The trunk and its green branches were long enough to cover the stern of the inflatable. Shaw draped it over the outboard. Moderate camouflage at best. Once the leaves dried and curled, the tree would barely disguise the boat at all. But it needed to serve for only a day or two. After that, Shaw would either have sailed away, be in jail, or be in the morgue.
He placed the ruck and the other gear inside the upturned boat. The ruck contained all the essentials for a brief voyage. Clothes and rain gear and food and water bottles and his SIG pistol with a spare clip. So long as the weather held, the Zodiac could carry him to any of the nearby islands or the mainland.

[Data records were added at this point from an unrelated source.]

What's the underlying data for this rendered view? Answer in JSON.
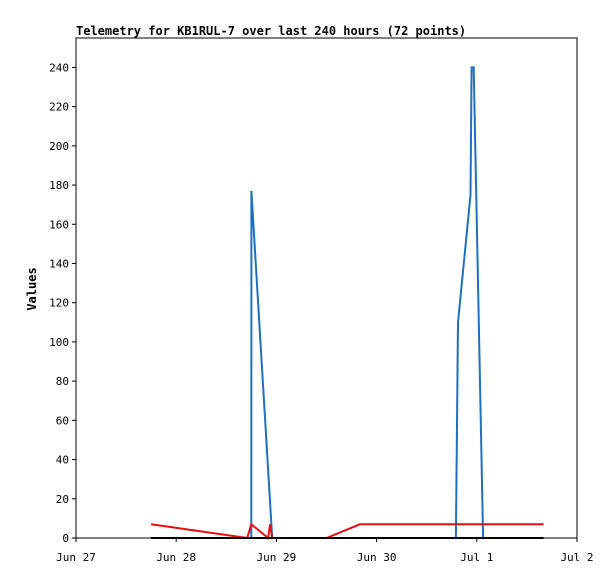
{
  "chart_data": {
    "type": "line",
    "title": "Telemetry for KB1RUL-7 over last 240 hours (72 points)",
    "xlabel": "",
    "ylabel": "Values",
    "ylim": [
      0,
      255
    ],
    "xlim": [
      "Jun 27",
      "Jul 2"
    ],
    "x_ticks": [
      "Jun 27",
      "Jun 28",
      "Jun 29",
      "Jun 30",
      "Jul 1",
      "Jul 2"
    ],
    "y_ticks": [
      0,
      20,
      40,
      60,
      80,
      100,
      120,
      140,
      160,
      180,
      200,
      220,
      240
    ],
    "grid": false,
    "series": [
      {
        "color": "#1f6fbf",
        "points": [
          {
            "x": "2024-06-28 18:00",
            "y": 0
          },
          {
            "x": "2024-06-28 18:01",
            "y": 177
          },
          {
            "x": "2024-06-28 23:00",
            "y": 0
          },
          {
            "x": "2024-06-30 19:00",
            "y": 0
          },
          {
            "x": "2024-06-30 19:30",
            "y": 110
          },
          {
            "x": "2024-06-30 22:30",
            "y": 175
          },
          {
            "x": "2024-06-30 22:45",
            "y": 240
          },
          {
            "x": "2024-06-30 23:15",
            "y": 240
          },
          {
            "x": "2024-07-01 01:30",
            "y": 0
          }
        ]
      },
      {
        "color": "#e01010",
        "points": [
          {
            "x": "2024-06-27 18:00",
            "y": 7
          },
          {
            "x": "2024-06-28 17:00",
            "y": 0
          },
          {
            "x": "2024-06-28 18:00",
            "y": 7
          },
          {
            "x": "2024-06-28 22:00",
            "y": 0
          },
          {
            "x": "2024-06-28 22:30",
            "y": 7
          },
          {
            "x": "2024-06-28 23:00",
            "y": 0
          },
          {
            "x": "2024-06-29 12:00",
            "y": 0
          },
          {
            "x": "2024-06-29 20:00",
            "y": 7
          },
          {
            "x": "2024-07-01 16:00",
            "y": 7
          }
        ]
      },
      {
        "color": "#000000",
        "points": [
          {
            "x": "2024-06-27 18:00",
            "y": 0
          },
          {
            "x": "2024-07-01 16:00",
            "y": 0
          }
        ]
      }
    ]
  }
}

The breeze had shifted. The anchored speedboat’s bow pointed northwest now. Shaw walked a hundred yards upwind and sat to pull on the swim fins. He hadn’t bothered to bring a mask. This would be a quick sprint on the surface. A mask and snorkel would only slow him down.
He waded in. The water hadn’t gotten any warmer since he’d come ashore. Rather than dwell on the cold seeping between the wet suit and his skin, Shaw dove into the sea and began to swim.